Però “i suoi”, i cristiani, non hanno mai nascosto il paradosso della storia di Gesù, proprio ciò che provocava l’irrisione dei pagani, lo hanno esibito in ogni modo: annunciavano un Re dell’universo che non aveva, come simboli, né aquile, né orsi, né leoni, ma un agnello, il più debole e inerme degli animali, destinato a essere vittima. Un Re innalzato non su un trono, ma sul più indegno dei supplizi, una croce dove i suoi arti sono stati inchiodati. Allora più ancora di oggi sapevano di esporsi alla derisione con un simile annuncio. Era infatti uno scandalo dell’intelligenza e della religiosità riferire fedelmente la storia di Gesù e annunciarla come quella di Dio incarnato.
“Beato colui che non si scandalmizza di me”
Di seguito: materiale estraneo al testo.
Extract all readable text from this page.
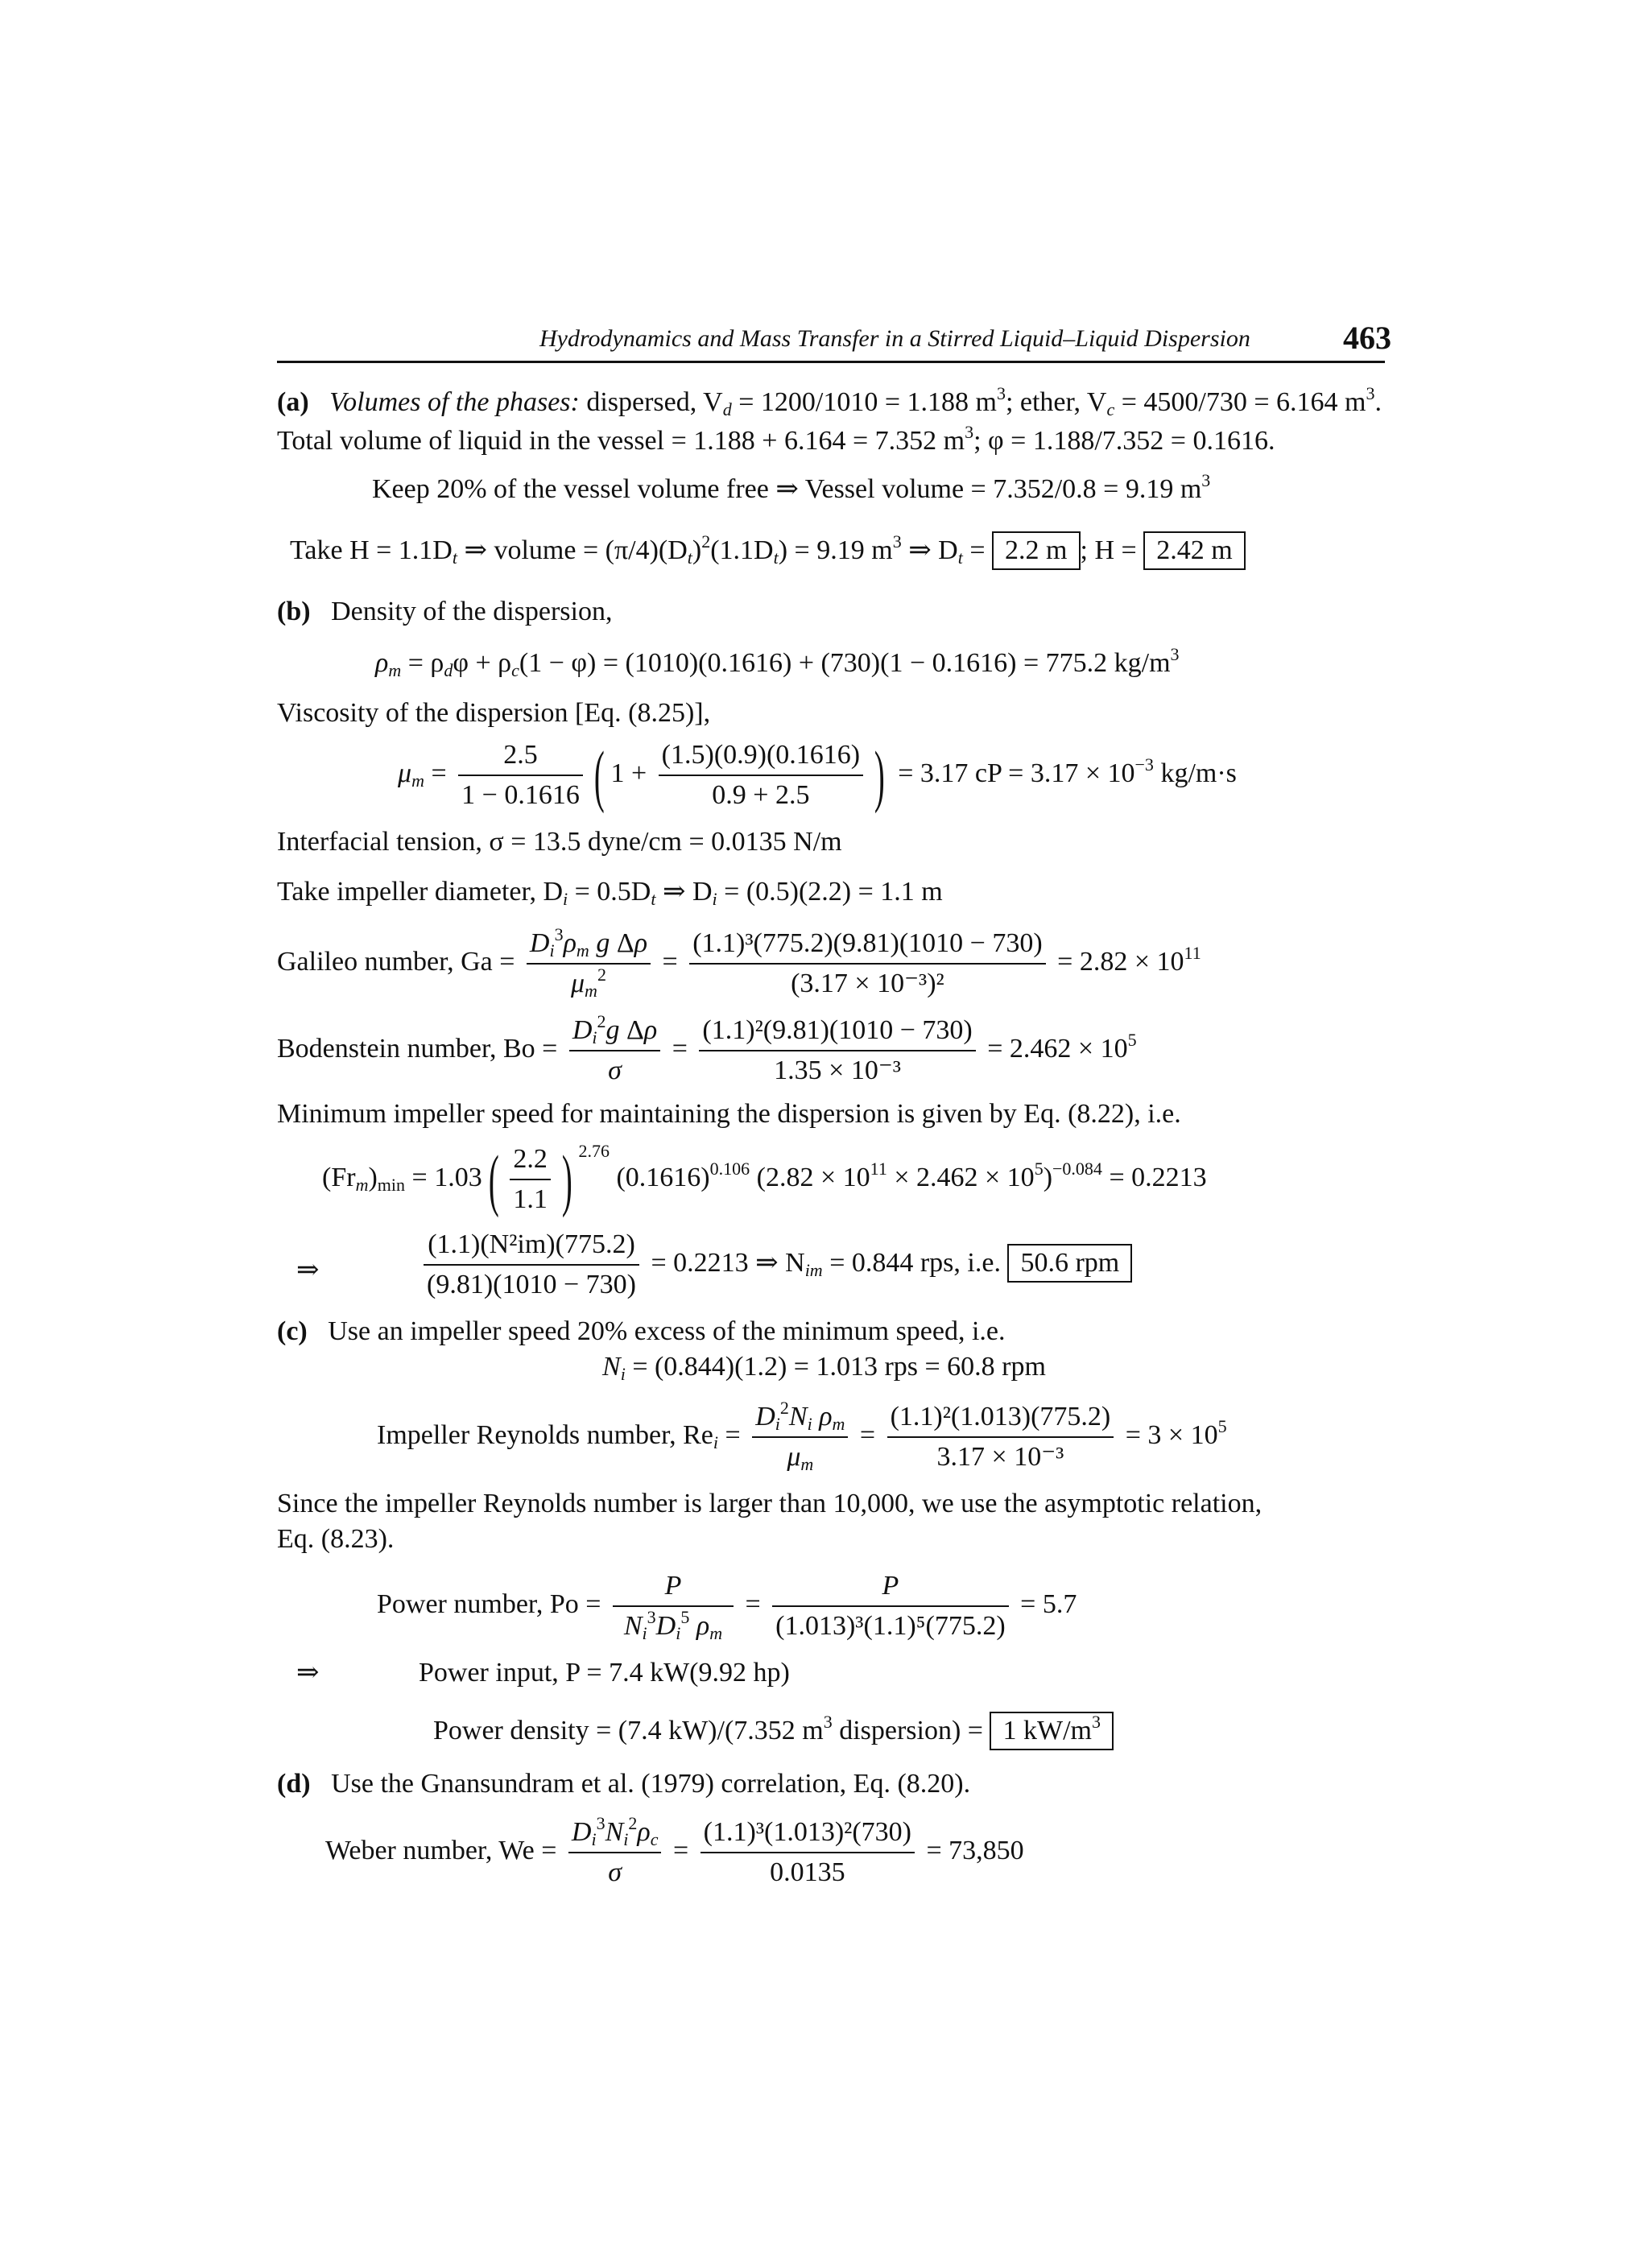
Hydrodynamics and Mass Transfer in a Stirred Liquid–Liquid Dispersion	463
(a) Volumes of the phases: dispersed, $V_d = 1200/1010 = 1.188$ $m^3$; ether, $V_c = 4500/730 = 6.164$ $m^3$.
Total volume of liquid in the vessel = 1.188 + 6.164 = 7.352 $m^3$; φ = 1.188/7.352 = 0.1616.
Keep 20% of the vessel volume free ⇒ Vessel volume = 7.352/0.8 = 9.19 $m^3$
Take $H = 1.1D_t$ ⇒ volume = $(\pi/4)(D_t)^2(1.1D_t) = 9.19$ $m^3$ ⇒ $D_t = 2.2$ m ; H = 2.42 m
(b) Density of the dispersion,
$\rho_m = \rho_d\varphi + \rho_c(1 - \varphi) = (1010)(0.1616) + (730)(1 - 0.1616) = 775.2$ $kg/m^3$
Viscosity of the dispersion [Eq. (8.25)],
$\mu_m = \frac{2.5}{1 - 0.1616}$ ( $1 + \frac{(1.5)(0.9)(0.1616)}{0.9 + 2.5}$ ) = 3.17 cP = $3.17 \times 10^{-3}$ kg/m·s
Interfacial tension, σ = 13.5 dyne/cm = 0.0135 N/m
Take impeller diameter, $D_i = 0.5D_t$ ⇒ $D_i = (0.5)(2.2) = 1.1$ m
Galileo number, $Ga = \frac{D_i^3\rho_m g \Delta\rho}{\mu_m^2} = \frac{\text{(1.1)³(775.2)(9.81)(1010 − 730)}}{\text{(3.17 × 10⁻³)²}} = 2.82 \times 10^{11}$
Bodenstein number, $Bo = \frac{D_i^2g \Delta\rho}{\sigma} = \frac{\text{(1.1)²(9.81)(1010 − 730)}}{\text{1.35 × 10⁻³}} = 2.462 \times 10^5$
Minimum impeller speed for maintaining the dispersion is given by Eq. (8.22), i.e.
$(Fr_m)_{min} = 1.03( \frac{2.2}{1.1}$ ) $^{2.76}$ $(0.1616)^{0.106}$ $(2.82 \times 10^{11} \times 2.462 \times 10^5)^{-0.084} = 0.2213$
⇒	$\frac{\text{(1.1)(N²im)(775.2)}}{(9.81)(1010 - 730)} = 0.2213$ ⇒ $N_{im} = 0.844$ rps, i.e. 50.6 rpm
(c) Use an impeller speed 20% excess of the minimum speed, i.e.
$N_i = (0.844)(1.2) = 1.013$ rps = 60.8 rpm
Impeller Reynolds number, $Re_i = \frac{D_i^2N_i \rho_m}{\mu_m} = \frac{\text{(1.1)²(1.013)(775.2)}}{\text{3.17 × 10⁻³}} = 3 \times 10^5$
Since the impeller Reynolds number is larger than 10,000, we use the asymptotic relation,
Eq. (8.23).
Power number, $Po = \frac{P}{N_i^3D_i^5 \rho_m} = \frac{P}{\text{(1.013)³(1.1)⁵(775.2)}} = 5.7$
⇒	Power input, P = 7.4 kW(9.92 hp)
Power density = (7.4 kW)/(7.352 $m^3$ dispersion) = 1 $kW/m^3$
(d) Use the Gnansundram et al. (1979) correlation, Eq. (8.20).
Weber number, $We = \frac{D_i^3N_i^2\rho_c}{\sigma} = \frac{\text{(1.1)³(1.013)²(730)}}{0.0135} = 73,850$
Ancora oggi – dopo Duemila anni – Egli raggiunge gli uomini attraverso la fragile umanità dei suoi amici, la semplicità, la casualità delle circostanze. “Beato chi non si scandalizza”, chi resta stupito dall'”eccezionale” che sta nell’ordinario. Kierkegaard – in una pagina memorabile – sembra pensare che proprio questo “metodo” salvaguardi la libertà degli uomini. Nella sua opera La malattia per la morte (appena ripubblicata da Donzelli) scrive: “Dio si fa uomo (l’uomo-Dio); ma nell’infinito amore della sua grazia misericordiosa pone però una sola condizione, non può fare altrimenti. Proprio questa è la pena in Cristo, ‘Egli non può fare altrimenti’; egli può abbassare se stesso, assumere la forma di un servo, soffrire, morire per gli uomini, invitare tutti a venire a lui, sacrificare ogni giorno della sua vita, e ogni ora del giorno, e sacrificare la vita; ma la possibilità dello scandalo non può eliminarla. Oh, pena insondabile dell’amore, Dio stesso non può rendere impossibile che questo atto dell’amore possa diventare per un uomo, l’esatto contrario, l’estrema miseria! Perché la massima miseria umana, ancor più grande del peccato, è scandalizzarsi di Cristo e perseverare nello scandalo. E questo Cristo non può farlo, questo ‘l’amore’ non può renderlo impossibile. Ecco, perciò dice: ‘beato colui che non si scandalizza di me’ (….). Per amore Dio diventa uomo. Egli dice: guarda cos’è essere uomo, ma, aggiunge, bada bene, perché io sono anche Dio: beato colui che non si scandalizza di me. Assume come uomo la forma di un umile servo, esprime l’essere in un umile uomo, affinché nessun uomo si creda escluso, o creda che sia l’umano riguardo o il riguardo tra gli uomini a portare più vicino a Dio. No, lui è l’uomo umile. Guarda qui, dice… il Padre ed io siamo una cosa sola, eppure io sono questo semplice, umile uomo, povero, abbandonato, consegnato alla violenza degli uomini: beato colui che non si scandalizza di me. Io, quest’uomo insignificante, sono colui che fa sì che i sordi sentano, i ciechi vedano, gli zoppi camminino, i lebbrosi siano guariti, i morti resuscitino: beato colui che non si scandalizza di me”.
Pensiamoci. Dietro la scontatezza banale e consueta del presepio, c’è un fatto sconcertante: o scandalizza o riempie di stupore.